「それって、ホント?」と言いたくなるマナー、多くありませんか?
新入社員のキャトウさんも、そんな“もやもやマナー”に悩まされるひとり。

甥っ子や姪っ子、久々に親戚の子供たちに会ったらちょっと気になるお年玉事情。
1年に1回の機会に喜ばれたいけれど、そういえばお年玉の“相場”っていくら?何歳まで渡すものなの?親戚同士で金額が違いすぎてギスギスもしたくない…

そこで今回のテーマは…

なかなか聞きにくいお年玉問題について、さっそく、国内外の企業や大学などでのマナーコンサルティングや人材育成などのマナー指導を行っている、マナーコンサルタントの西出ひろ子さんにお話を聞いた。

西出氏:
お年玉は、新年をお祝いするために贈るものです。現代では、お年玉といえば、現金を渡すことがほとんどですが、もともとは、お正月にお供えしたお餅を「御年魂」として分け与えていたことに由来するといわれています。したがって、お年玉は、その年の年神様の魂が宿ったものを与え、健康に幸せに暮らせるように、という意味がこめられているといえます。

西出氏:
一般的な相場としては、1000円からスタートし、1万円までと考えればよろしいかと思います。

・小学生の低学年であれば、1000~3000円程度
・小学生の高学年であれば、3000~5000円程度
・中学生や高校生の場合は、5000円~1万円程度

といわれています。

お孫さんには3万円などをお渡しする祖父母もいるようです。また、兄弟で金額に差をつけるなど、その状況に応じて、変わってくるのが現状です。

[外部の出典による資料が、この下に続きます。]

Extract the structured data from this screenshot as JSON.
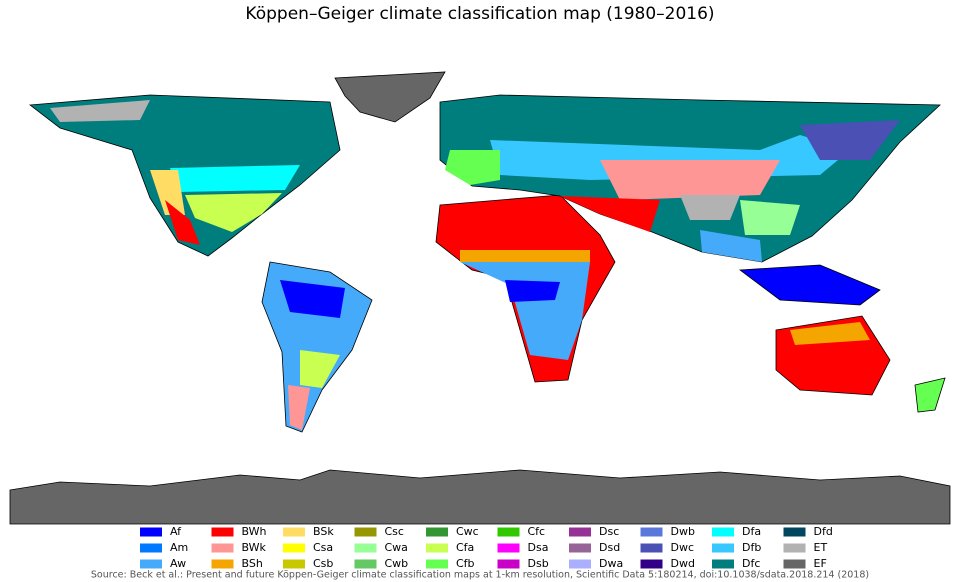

その方々の考え方によるものですから、金額に特に決まりはないでしょう。しかし、与えすぎるとその親が恐縮したり、お年玉はお返しの必要がないとはいえそういうことを考えなければいけなくなり、かえって負担を感じさせることもあります。あくまでも新年を祝い、健康と幸せを願う気持ちを贈れば良いと思います。

さらに、親戚同士間でのトラブルにならないよう、ある程度、親同士でお年玉の金額を話し合うことも大切なコミュニケーションともいえる時代となっています。善かれと思ってお渡ししたお年玉が、新年早々にトラブルの火種になっては本末転倒ですからね。

お年玉は、できれば新札をご用意し、ポチ袋に入れて差し上げると良いですね。また、語呂や縁起をかつぐ日本では、四(死)、九(苦)を連想させる金額は控えたほうが無難です。

また、お年玉とは「目上から目下に対して渡す」もののため、会社の上司など、目上の方の子どもに対してお年玉を渡すのはNGマナーなので注意。
同様に、親に対して子どもが「お年玉」を渡すのもNG。目上の方へは「お年賀」として渡すのが正しいマナーだ。

西出氏:
お年玉は、目上の人が目下の人に渡すもの、祖父母から孫へ、親から子へ、上司から部下へという具合です。ですから本来、年齢制限はないと言ってもよいと思います。相手との関係性によるものです。

とはいえ、一般的に、皆さんのお悩みは、たとえば、親戚のお子様などへのお年玉の相場でしょう。その場合は「社会人になるまで」をひとつの目安になさるとよろしいかと存じます。

西出氏:
歳神様からいただいたものと考えますから、訪問後、ご挨拶を終えたあとに、お渡しすると良いでしょう。


相場や渡すタイミングなどはわかったが、では、まだまだ小さい子どもにあげるお年玉は、現金よりもおもちゃなどの方が喜ばれるような気もするけれど…どうすればいい?

西出氏:
はい。前述のとおり、もともとは、お年玉といえば、お餅だったわけです。歳神様の魂が宿るとされるものを贈るという意味合いから、現金でなくても良いと考えます。
ただし、おもちゃなどにも好みやその家族の方針もあろうかと思います。小さなお子様の場合には、その親が管理すると思いますので、現金や商品券などでも問題はないかと存じます。


お年玉は現金でなくてもOK。
一方で、お年玉は親が管理…というとちょっと苦い思い出がある人もいるかもしれないが、家庭ごとのルールなどを考慮すると、現金で渡した方が無難だろう。

今回の“もやもやマナー”、年の初めにトラブル発生はご法度。お年玉にもコミュニケーションが大事だ。